Tabular Learning: Encoding for Entity and Context Embeddings
Fredy Reusser
TL;DR
This work investigates how different encoding techniques for categorical features influence entity and context embeddings in tabular learning. By discretizing continuous features with a decision-tree-based method and evaluating both an entity embedding model and a Transformer-based context model across 10 UCI datasets, it benchmarks multiple encoders beyond the common ordinal approach. The findings show that string similarity encoding often outperforms ordinal encoding, especially in multi-label tasks, albeit with higher training cost for high-cardinality features; the context model also benefits from alternative encodings.

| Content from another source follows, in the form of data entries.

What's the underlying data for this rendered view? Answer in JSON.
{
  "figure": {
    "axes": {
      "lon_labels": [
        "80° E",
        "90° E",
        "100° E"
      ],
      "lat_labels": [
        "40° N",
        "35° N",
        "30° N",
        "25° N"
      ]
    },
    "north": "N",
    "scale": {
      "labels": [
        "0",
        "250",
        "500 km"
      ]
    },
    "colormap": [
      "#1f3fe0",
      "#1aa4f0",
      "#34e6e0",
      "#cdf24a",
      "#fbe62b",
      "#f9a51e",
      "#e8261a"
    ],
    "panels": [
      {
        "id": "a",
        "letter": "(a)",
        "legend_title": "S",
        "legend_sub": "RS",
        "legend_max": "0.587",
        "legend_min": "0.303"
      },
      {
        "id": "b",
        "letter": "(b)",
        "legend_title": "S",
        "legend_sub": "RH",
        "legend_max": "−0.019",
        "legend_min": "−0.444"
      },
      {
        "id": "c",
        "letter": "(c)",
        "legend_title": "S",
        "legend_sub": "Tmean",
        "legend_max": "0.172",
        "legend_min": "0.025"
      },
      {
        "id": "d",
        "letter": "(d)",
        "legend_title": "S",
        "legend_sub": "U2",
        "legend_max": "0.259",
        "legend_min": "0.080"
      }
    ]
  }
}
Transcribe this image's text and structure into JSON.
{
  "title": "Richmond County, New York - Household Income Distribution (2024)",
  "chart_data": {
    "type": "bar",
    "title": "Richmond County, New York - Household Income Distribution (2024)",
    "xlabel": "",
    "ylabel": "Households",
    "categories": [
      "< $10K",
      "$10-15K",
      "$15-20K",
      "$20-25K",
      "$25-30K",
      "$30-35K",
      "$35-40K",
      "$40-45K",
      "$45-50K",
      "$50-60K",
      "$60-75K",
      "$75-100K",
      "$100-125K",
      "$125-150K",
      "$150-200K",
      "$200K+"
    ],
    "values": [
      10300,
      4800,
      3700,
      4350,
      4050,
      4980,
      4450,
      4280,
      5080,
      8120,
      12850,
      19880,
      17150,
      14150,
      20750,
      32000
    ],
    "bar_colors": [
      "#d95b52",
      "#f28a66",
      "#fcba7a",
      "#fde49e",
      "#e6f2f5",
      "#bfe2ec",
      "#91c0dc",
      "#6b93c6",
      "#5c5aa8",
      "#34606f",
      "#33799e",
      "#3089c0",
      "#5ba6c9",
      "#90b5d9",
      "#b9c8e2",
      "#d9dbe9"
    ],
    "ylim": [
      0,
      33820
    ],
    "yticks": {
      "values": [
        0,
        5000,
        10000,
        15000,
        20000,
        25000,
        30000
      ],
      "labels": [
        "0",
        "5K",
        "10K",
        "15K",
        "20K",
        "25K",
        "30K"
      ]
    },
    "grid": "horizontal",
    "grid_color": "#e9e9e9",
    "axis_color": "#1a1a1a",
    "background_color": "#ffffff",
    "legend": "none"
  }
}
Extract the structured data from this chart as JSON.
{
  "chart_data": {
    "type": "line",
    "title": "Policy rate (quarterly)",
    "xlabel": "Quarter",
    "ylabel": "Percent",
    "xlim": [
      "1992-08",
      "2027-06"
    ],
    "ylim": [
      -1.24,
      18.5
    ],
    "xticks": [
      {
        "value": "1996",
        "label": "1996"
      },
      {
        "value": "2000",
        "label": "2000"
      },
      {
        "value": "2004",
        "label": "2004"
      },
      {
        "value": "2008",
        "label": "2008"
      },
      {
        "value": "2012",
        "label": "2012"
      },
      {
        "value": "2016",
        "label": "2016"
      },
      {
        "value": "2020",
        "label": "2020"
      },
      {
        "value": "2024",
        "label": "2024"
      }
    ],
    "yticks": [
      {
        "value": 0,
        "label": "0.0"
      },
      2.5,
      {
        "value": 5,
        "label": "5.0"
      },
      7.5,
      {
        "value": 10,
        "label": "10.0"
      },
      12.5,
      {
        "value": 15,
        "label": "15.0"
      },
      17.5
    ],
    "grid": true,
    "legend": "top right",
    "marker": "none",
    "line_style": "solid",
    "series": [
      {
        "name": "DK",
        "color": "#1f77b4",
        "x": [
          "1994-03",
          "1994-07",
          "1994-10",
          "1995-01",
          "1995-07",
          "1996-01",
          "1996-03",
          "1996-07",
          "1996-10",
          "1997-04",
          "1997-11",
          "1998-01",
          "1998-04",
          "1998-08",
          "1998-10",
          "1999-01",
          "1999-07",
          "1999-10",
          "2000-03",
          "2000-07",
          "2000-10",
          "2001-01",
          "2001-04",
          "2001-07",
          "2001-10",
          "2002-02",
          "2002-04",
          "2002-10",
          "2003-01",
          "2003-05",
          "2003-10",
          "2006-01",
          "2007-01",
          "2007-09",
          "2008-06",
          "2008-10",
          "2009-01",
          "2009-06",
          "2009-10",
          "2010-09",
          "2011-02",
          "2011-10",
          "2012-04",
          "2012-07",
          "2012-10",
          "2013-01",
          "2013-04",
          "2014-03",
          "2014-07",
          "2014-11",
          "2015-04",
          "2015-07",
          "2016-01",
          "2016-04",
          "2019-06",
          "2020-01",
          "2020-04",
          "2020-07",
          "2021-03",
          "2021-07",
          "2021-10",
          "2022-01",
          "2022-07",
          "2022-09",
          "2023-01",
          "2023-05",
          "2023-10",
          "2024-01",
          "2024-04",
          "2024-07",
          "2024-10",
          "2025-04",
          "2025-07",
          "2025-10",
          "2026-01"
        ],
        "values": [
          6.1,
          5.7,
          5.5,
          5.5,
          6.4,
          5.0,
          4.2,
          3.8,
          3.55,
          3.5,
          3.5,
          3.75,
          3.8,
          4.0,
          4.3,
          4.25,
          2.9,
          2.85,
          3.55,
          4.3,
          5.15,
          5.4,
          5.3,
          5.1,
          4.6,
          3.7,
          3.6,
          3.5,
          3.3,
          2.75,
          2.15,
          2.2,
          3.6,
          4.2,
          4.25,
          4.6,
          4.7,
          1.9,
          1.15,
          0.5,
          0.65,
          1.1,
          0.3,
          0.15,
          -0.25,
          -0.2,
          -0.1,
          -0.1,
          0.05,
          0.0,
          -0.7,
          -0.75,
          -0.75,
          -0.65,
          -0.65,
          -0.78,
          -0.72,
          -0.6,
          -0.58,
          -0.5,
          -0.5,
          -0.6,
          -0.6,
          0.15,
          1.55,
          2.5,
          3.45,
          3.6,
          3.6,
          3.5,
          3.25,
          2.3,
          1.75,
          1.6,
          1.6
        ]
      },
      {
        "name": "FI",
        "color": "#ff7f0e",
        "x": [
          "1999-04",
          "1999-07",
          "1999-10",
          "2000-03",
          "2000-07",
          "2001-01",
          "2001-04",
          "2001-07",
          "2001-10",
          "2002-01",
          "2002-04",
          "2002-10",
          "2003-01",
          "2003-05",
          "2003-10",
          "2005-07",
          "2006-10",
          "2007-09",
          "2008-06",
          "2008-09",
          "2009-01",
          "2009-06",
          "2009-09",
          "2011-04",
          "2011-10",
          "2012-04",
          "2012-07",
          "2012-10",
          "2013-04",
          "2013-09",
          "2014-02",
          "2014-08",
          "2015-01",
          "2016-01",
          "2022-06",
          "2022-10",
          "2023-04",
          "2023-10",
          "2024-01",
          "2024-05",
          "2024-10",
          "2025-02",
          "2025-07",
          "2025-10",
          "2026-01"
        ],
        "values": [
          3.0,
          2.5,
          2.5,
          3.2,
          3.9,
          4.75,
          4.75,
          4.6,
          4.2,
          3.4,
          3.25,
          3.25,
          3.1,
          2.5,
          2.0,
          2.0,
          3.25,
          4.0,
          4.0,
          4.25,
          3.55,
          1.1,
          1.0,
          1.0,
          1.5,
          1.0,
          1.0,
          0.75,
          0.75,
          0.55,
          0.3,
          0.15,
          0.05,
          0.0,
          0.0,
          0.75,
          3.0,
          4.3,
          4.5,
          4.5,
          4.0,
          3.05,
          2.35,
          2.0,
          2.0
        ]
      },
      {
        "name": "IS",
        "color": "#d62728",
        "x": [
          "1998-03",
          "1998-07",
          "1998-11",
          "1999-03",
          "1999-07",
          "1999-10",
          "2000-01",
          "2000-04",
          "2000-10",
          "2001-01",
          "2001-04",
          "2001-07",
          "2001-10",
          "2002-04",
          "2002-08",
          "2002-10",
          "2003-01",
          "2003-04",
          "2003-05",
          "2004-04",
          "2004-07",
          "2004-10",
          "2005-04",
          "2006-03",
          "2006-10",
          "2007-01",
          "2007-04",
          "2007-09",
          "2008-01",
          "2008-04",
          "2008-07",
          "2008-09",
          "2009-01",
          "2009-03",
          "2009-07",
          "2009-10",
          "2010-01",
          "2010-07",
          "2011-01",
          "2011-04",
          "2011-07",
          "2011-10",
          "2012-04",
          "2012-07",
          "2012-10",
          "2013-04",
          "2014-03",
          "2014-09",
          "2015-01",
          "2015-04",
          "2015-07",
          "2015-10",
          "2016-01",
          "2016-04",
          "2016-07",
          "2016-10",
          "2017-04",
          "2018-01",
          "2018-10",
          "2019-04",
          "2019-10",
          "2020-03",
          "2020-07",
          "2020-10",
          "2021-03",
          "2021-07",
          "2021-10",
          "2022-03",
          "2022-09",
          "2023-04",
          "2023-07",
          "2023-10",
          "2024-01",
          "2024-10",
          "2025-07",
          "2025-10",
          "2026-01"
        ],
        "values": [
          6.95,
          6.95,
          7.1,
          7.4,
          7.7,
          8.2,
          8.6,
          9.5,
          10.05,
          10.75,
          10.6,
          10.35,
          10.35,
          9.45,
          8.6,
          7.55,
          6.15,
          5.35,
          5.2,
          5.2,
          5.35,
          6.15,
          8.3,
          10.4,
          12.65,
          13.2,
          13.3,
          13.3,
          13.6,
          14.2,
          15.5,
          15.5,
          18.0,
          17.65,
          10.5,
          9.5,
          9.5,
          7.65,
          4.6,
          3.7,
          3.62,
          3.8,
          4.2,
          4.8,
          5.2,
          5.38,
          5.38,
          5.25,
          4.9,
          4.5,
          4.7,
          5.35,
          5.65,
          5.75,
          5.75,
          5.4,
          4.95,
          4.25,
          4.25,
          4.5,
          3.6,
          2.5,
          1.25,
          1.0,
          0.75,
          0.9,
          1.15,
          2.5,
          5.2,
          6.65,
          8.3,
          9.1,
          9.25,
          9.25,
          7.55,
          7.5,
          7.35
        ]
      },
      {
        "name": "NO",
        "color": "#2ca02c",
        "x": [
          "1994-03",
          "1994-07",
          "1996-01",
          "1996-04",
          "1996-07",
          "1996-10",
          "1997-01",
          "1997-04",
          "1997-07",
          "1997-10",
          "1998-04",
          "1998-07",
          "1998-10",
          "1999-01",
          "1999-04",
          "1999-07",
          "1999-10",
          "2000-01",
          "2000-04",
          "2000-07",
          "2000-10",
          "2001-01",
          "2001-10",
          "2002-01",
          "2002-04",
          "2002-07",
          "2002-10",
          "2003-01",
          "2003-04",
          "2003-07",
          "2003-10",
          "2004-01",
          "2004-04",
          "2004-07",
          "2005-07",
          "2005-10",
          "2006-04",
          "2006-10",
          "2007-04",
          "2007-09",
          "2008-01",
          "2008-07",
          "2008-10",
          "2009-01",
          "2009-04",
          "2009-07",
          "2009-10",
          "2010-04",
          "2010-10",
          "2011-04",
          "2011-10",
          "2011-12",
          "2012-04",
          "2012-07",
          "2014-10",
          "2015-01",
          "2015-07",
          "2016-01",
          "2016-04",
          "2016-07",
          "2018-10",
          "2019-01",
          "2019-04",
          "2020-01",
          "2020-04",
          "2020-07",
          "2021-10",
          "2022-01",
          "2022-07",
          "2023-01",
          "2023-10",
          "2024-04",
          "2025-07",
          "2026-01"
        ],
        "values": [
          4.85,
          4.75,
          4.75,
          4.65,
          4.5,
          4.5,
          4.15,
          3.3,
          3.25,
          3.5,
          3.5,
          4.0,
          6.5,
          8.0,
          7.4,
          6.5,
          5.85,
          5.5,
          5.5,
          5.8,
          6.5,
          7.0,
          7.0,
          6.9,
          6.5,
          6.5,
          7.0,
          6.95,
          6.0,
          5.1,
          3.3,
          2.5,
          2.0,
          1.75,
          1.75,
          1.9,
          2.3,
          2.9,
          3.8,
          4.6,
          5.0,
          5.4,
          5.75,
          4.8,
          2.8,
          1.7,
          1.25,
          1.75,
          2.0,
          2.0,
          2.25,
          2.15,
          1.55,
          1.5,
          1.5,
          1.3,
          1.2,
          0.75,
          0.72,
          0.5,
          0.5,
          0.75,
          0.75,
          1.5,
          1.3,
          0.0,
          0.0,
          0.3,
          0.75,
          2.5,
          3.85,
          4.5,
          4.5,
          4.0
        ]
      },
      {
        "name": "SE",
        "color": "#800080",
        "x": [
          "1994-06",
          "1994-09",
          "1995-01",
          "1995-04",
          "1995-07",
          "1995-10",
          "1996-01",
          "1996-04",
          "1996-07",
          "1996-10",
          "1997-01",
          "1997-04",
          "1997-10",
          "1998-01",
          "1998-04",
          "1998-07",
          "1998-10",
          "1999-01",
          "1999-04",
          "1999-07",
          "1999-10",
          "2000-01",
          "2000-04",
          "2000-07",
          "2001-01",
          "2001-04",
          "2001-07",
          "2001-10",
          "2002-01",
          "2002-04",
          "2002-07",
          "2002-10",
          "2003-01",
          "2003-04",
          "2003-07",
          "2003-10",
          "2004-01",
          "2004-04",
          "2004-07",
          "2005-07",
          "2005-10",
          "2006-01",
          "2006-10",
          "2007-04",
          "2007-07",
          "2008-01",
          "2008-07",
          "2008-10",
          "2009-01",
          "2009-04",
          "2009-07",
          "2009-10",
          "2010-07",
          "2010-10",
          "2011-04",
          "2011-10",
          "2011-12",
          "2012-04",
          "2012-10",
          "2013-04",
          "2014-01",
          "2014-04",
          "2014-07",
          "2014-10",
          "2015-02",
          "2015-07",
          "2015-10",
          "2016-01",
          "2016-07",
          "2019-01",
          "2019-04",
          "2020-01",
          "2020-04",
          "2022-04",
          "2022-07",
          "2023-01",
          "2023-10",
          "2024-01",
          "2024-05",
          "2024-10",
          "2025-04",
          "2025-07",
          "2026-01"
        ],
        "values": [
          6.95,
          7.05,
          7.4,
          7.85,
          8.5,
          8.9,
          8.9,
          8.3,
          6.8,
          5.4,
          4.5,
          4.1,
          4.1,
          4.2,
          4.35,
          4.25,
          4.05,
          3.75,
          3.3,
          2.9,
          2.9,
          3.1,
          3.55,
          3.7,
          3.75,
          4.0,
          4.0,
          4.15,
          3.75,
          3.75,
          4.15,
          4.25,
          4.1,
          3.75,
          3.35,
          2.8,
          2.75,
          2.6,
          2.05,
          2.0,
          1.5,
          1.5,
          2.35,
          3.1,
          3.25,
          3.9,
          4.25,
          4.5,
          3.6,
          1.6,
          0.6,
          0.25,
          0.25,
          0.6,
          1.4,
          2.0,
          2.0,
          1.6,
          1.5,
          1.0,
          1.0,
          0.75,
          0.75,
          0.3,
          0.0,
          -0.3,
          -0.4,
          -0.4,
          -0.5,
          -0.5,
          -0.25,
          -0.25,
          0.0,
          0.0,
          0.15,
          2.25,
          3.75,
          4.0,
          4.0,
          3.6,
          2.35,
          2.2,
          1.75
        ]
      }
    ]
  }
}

These results inform preprocessing choices for neural/tabular architectures and point to directions for future exploration of encoder effects on embeddings and model behavior.
Abstract
Examining the effect of different encoding techniques on entity and context embeddings, the goal of this work is to challenge commonly used Ordinal encoding for tabular learning. Applying different preprocessing methods and network architectures over several datasets resulted in a benchmark on how the encoders influence the learning outcome of the networks. By keeping the test, validation and training data consistent, results have shown that ordinal encoding is not the most suited encoder for categorical data in terms of preprocessing the data and thereafter, classifying the target variable correctly. A better outcome was achieved, encoding the features based on string similarities by computing a similarity matrix as input for the network. This is the case for both, entity and context embeddings, where the transformer architecture showed improved performance for Ordinal and Similarity encoding with regard to multi-label classification tasks.